Even if you’re a natural at organizing memorable office shindigs, planning a holiday party for a diverse group might leave you stumped. Before stressing about what to do, remember that Christmas might be a religious holiday, but it’s also a national holiday that offers workers many benefits such as time off from work and general merriment that almost everyone can relate to.
Theme and Decor
Focus your holiday party’s theme on the season rather than on the religious aspects of Christmas. Organizing your workplace’s holiday party with the season in mind opens the range of activities you can plan. Depending on your workplace culture, available space, budget and geographic location, consider organizing an indoor or outdoor winter carnival or a formal gala. Liven up the party venue with neutral decorations such as poinsettias, fresh and dried flower arrangements, white festive lights and brightly colored party streamers.

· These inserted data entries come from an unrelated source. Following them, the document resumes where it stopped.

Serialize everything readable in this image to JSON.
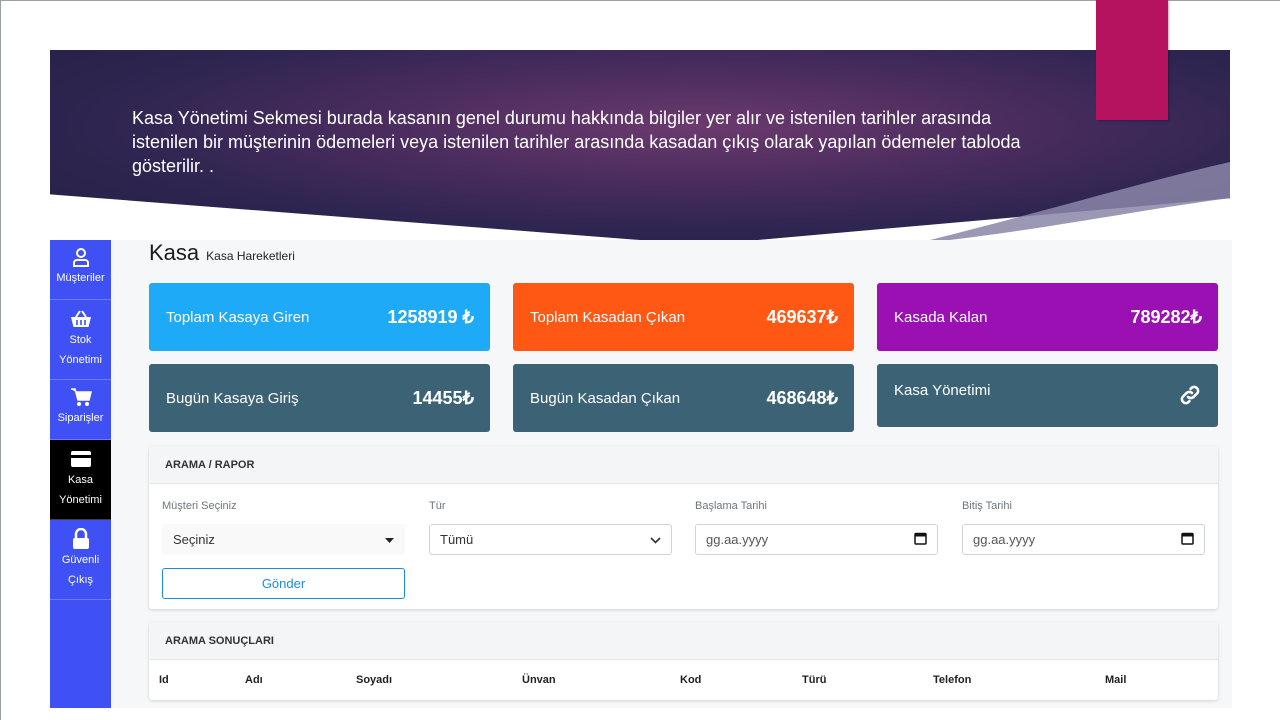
{
  "slide": {
    "description": "Kasa Yönetimi Sekmesi burada kasanın genel durumu hakkında bilgiler yer alır ve istenilen tarihler arasında istenilen bir müşterinin ödemeleri veya istenilen tarihler arasında  kasadan çıkış olarak yapılan ödemeler tabloda gösterilir. .",
    "accent_color": "#b5135f"
  },
  "sidebar": {
    "items": [
      {
        "label": "Müşteriler",
        "icon": "user-icon"
      },
      {
        "label": "Stok Yönetimi",
        "icon": "basket-icon"
      },
      {
        "label": "Siparişler",
        "icon": "cart-icon"
      },
      {
        "label": "Kasa Yönetimi",
        "icon": "wallet-icon",
        "active": true
      },
      {
        "label": "Güvenli Çıkış",
        "icon": "lock-icon"
      }
    ]
  },
  "page": {
    "title": "Kasa",
    "subtitle": "Kasa Hareketleri"
  },
  "cards": [
    {
      "label": "Toplam Kasaya Giren",
      "value": "1258919 ₺",
      "color": "#1eaaf7"
    },
    {
      "label": "Toplam Kasadan Çıkan",
      "value": "469637₺",
      "color": "#ff5714"
    },
    {
      "label": "Kasada Kalan",
      "value": "789282₺",
      "color": "#9a10b3"
    },
    {
      "label": "Bugün Kasaya Giriş",
      "value": "14455₺",
      "color": "#3b6375"
    },
    {
      "label": "Bugün Kasadan Çıkan",
      "value": "468648₺",
      "color": "#3b6375"
    },
    {
      "label": "Kasa Yönetimi",
      "icon": "link-icon",
      "color": "#3b6375"
    }
  ],
  "search": {
    "header": "ARAMA / RAPOR",
    "fields": [
      {
        "label": "Müşteri Seçiniz",
        "value": "Seçiniz"
      },
      {
        "label": "Tür",
        "value": "Tümü"
      },
      {
        "label": "Başlama Tarihi",
        "placeholder": "gg.aa.yyyy"
      },
      {
        "label": "Bitiş Tarihi",
        "placeholder": "gg.aa.yyyy"
      }
    ],
    "submit_label": "Gönder"
  },
  "results": {
    "header": "ARAMA SONUÇLARI",
    "columns": [
      "Id",
      "Adı",
      "Soyadı",
      "Ünvan",
      "Kod",
      "Türü",
      "Telefon",
      "Mail"
    ]
  }
}
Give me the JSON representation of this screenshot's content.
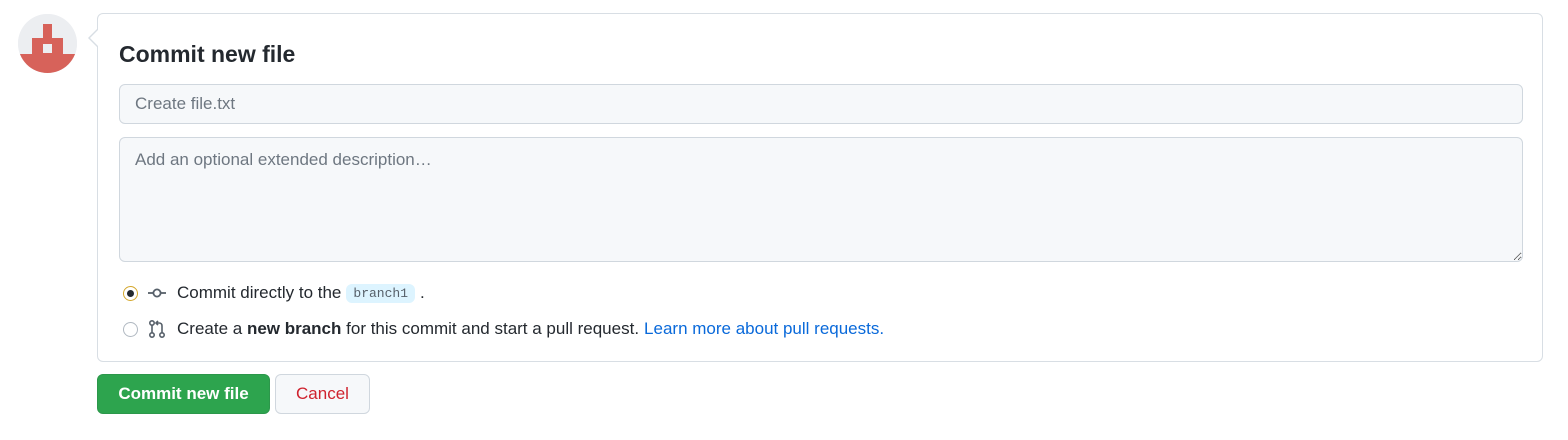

Create a playlist of seasonal but neutral songs. Classics such as “Let it Snow” and “Winter Wonderland” quickly set the holiday mood without the religious references that could alienate some coworkers. You also could skip holiday music altogether and play a neutral mix of oldies from the 70s, 80s or 90s. Hire a band or DJ experienced in playing for diverse audiences, since these professionals usually know exactly what to perform or play to engage their audiences.
For some people, there’s more discouraging than going to a holiday party and not being able to eat any of the food. So, instead of serving the standard array of cookies and punch, survey your coworkers to find out if you need to accomodate any specific dietary requirements. Offer vegetarian, low-sugar and low-fat options based on your findings. If you’re organizing a holiday party for a small, diverse workplace, consider organizing a potluck and encourage everyone to bring a celebration dish common in their culture.
Keep in Mind
To ensure that you throw an inclusive holiday party, invite your coworkers to be part of the planning committee. When it comes to beverages, avoid serving alcohol during daytime holiday parties, and offer plenty of beverage options at nighttime holiday affairs. Don’t require your coworkers to exchange gifts; every culture has different gift-giving traditions. Instead, your company might consider giving a gift to everyone or simply nixing the gift giving altogether. When possible, invite employee family members to mix and mingle to relax the atmosphere and lighten the mood.